MRS. DE WINTER: That would have been a five-minute conversation.

MAXIM: I suppose I thought you would just sort of…pick up on it, I guess. I’m always brooding about it.

MRS. DE WINTER: Surely even you must admit that “silently brooding about hatred” looks an awful lot like “silently brooding about a lost love,” to the untrained eye.
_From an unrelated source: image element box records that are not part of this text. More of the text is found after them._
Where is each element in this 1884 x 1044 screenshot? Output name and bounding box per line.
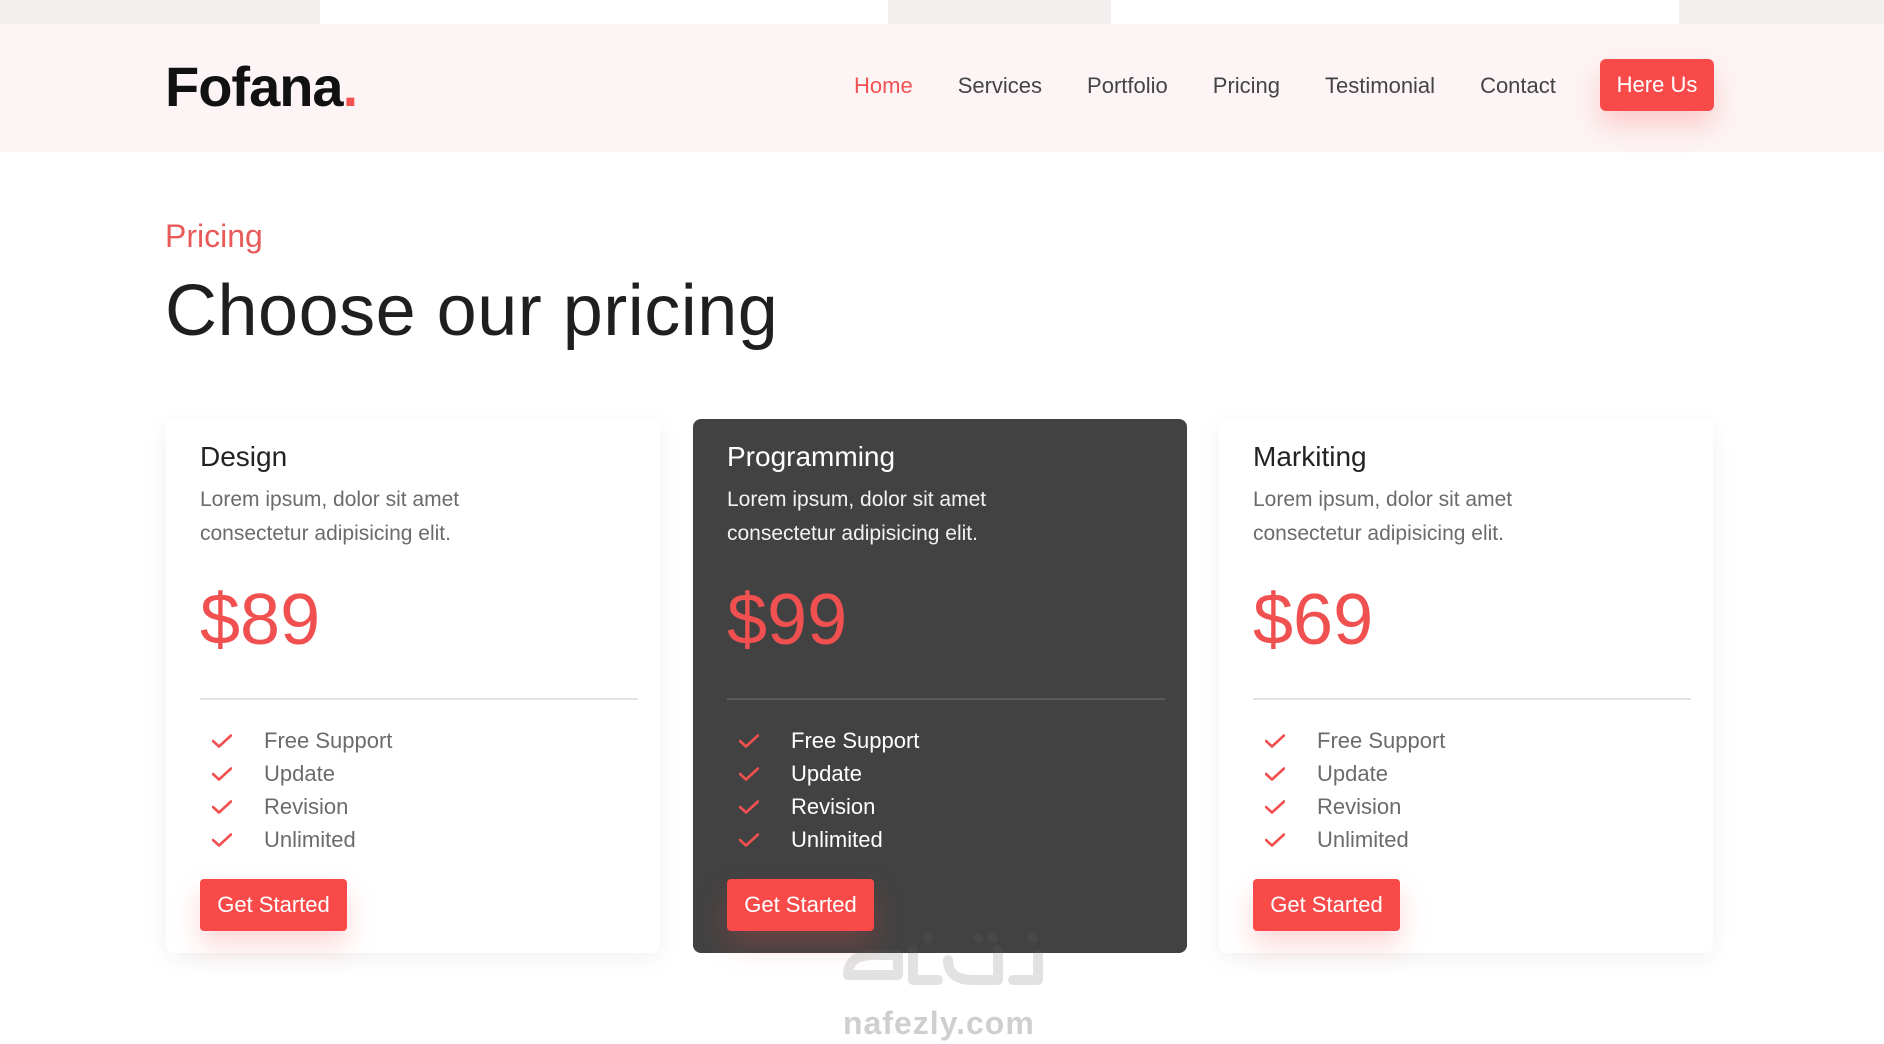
feature-item: Unlimited (739, 823, 919, 856)
pricing-card-programming: Programming Lorem ipsum, dolor sit amet … (693, 419, 1187, 953)
feature-item: Unlimited (1265, 823, 1445, 856)
nav-item-home[interactable]: Home (854, 71, 913, 101)
check-icon (1265, 733, 1285, 748)
feature-item: Free Support (739, 724, 919, 757)
feature-item: Update (212, 757, 392, 790)
plan-price: $99 (727, 580, 848, 660)
feature-label: Revision (264, 793, 349, 819)
pricing-card-design: Design Lorem ipsum, dolor sit amet conse… (166, 419, 660, 953)
feature-item: Unlimited (212, 823, 392, 856)
here-us-button[interactable]: Here Us (1600, 59, 1714, 111)
plan-divider (200, 698, 638, 700)
brand-dot: . (342, 55, 359, 118)
brand-name: Fofana (165, 55, 344, 118)
nav-item-testimonial[interactable]: Testimonial (1325, 71, 1435, 101)
plan-divider (727, 698, 1165, 700)
section-title: Choose our pricing (165, 271, 779, 351)
check-icon (1265, 766, 1285, 781)
feature-item: Free Support (212, 724, 392, 757)
check-icon (739, 832, 759, 847)
plan-description: Lorem ipsum, dolor sit amet consectetur … (1253, 488, 1513, 545)
top-strip (0, 0, 1884, 24)
feature-label: Free Support (1317, 727, 1446, 753)
feature-label: Update (791, 760, 862, 786)
check-icon (212, 799, 232, 814)
plan-features: Free Support Update Revision Unlimited (739, 724, 919, 856)
feature-label: Revision (1317, 793, 1402, 819)
get-started-button[interactable]: Get Started (727, 879, 874, 931)
nav-item-contact[interactable]: Contact (1480, 71, 1556, 101)
plan-price: $69 (1253, 580, 1374, 660)
feature-item: Update (1265, 757, 1445, 790)
top-strip-block (320, 0, 888, 24)
check-icon (739, 733, 759, 748)
nav-item-portfolio[interactable]: Portfolio (1087, 71, 1168, 101)
get-started-button[interactable]: Get Started (1253, 879, 1400, 931)
watermark-logo-icon (843, 933, 1043, 985)
check-icon (739, 766, 759, 781)
feature-label: Update (264, 760, 335, 786)
feature-label: Unlimited (264, 826, 356, 852)
feature-item: Update (739, 757, 919, 790)
watermark-text: nafezly.com (843, 1005, 1035, 1041)
plan-features: Free Support Update Revision Unlimited (1265, 724, 1445, 856)
feature-label: Free Support (791, 727, 920, 753)
feature-label: Unlimited (1317, 826, 1409, 852)
plan-description: Lorem ipsum, dolor sit amet consectetur … (727, 488, 987, 545)
plan-name: Markiting (1253, 441, 1367, 472)
check-icon (739, 799, 759, 814)
get-started-button[interactable]: Get Started (200, 879, 347, 931)
plan-divider (1253, 698, 1691, 700)
check-icon (1265, 799, 1285, 814)
top-strip-block (1111, 0, 1679, 24)
feature-item: Revision (739, 790, 919, 823)
feature-item: Revision (212, 790, 392, 823)
check-icon (212, 733, 232, 748)
nav-item-services[interactable]: Services (958, 71, 1042, 101)
main-nav: Home Services Portfolio Pricing Testimon… (854, 71, 1601, 101)
plan-features: Free Support Update Revision Unlimited (212, 724, 392, 856)
feature-item: Revision (1265, 790, 1445, 823)
pricing-card-markiting: Markiting Lorem ipsum, dolor sit amet co… (1219, 419, 1713, 953)
plan-description: Lorem ipsum, dolor sit amet consectetur … (200, 488, 460, 545)
section-eyebrow: Pricing (165, 218, 263, 254)
brand-logo[interactable]: Fofana. (165, 54, 359, 119)
page: Fofana. Home Services Portfolio Pricing … (0, 0, 1884, 1044)
nav-item-pricing[interactable]: Pricing (1213, 71, 1280, 101)
check-icon (212, 766, 232, 781)
feature-item: Free Support (1265, 724, 1445, 757)
plan-price: $89 (200, 580, 321, 660)
plan-name: Programming (727, 441, 896, 472)
plan-name: Design (200, 441, 288, 472)
check-icon (212, 832, 232, 847)
feature-label: Update (1317, 760, 1388, 786)
feature-label: Unlimited (791, 826, 883, 852)
check-icon (1265, 832, 1285, 847)
site-header: Fofana. Home Services Portfolio Pricing … (0, 24, 1884, 152)
feature-label: Revision (791, 793, 876, 819)
feature-label: Free Support (264, 727, 393, 753)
MAXIM: I hadn’t thought of it that way.

MRS. DE WINTER: You bring me back to the house you shared with her, you spend all of four seconds getting me acquainted with running a massive country estate, you leave me with a squadron of Rebecca’s beloved, devoted old servants who spend half their time ominously reminding me of how beautiful she was while dusting her old bedroom, which you have allowed to be turned into an actual shrine, and also the one time I asked you if I made you happy, you said you didn’t know what happiness was.

MAXIM: All right. All right. From that perspective, I admit, things look…unclear.

MRS. DE WINTER: That’s what Prince Charles said on the day of his engagement to Princess Diana, by the way.

MAXIMNo. Really? That bad?

MRS. DE WINTER: The interviewer asked them if they were in love after they announced their engagement, and Diana chirps out, “Of course!” and Charles pulls the rug out from under her immediately with “Whatever in love means.”

MAXIM: Jesus.

MRS. DE WINTER: Yes. So.

MAXIM: I suppose that it was a completely normal conclusion for you to draw, then, that I was still in love with Rebecca, given that I never told you anything about her

MRS. DE WINTERThank you.

MAXIM: Also, just to reiterate, she died by accident. By a violent blow to the head, during a vicious quarrel the two of us were having, after which I disposed of her body. But the dying itself, that was an accident. Her head fell on a rock. Right here, in this boat house, where by pure happenstance you and I happen to be having a quarrel right now ourselves.

MRS. DE WINTER: Mmm.

MAXIM: You believe me, don’t you, darling? That it was an accident?

MRS. DE WINTER: I’ve never said anything to indicate otherwise, have I?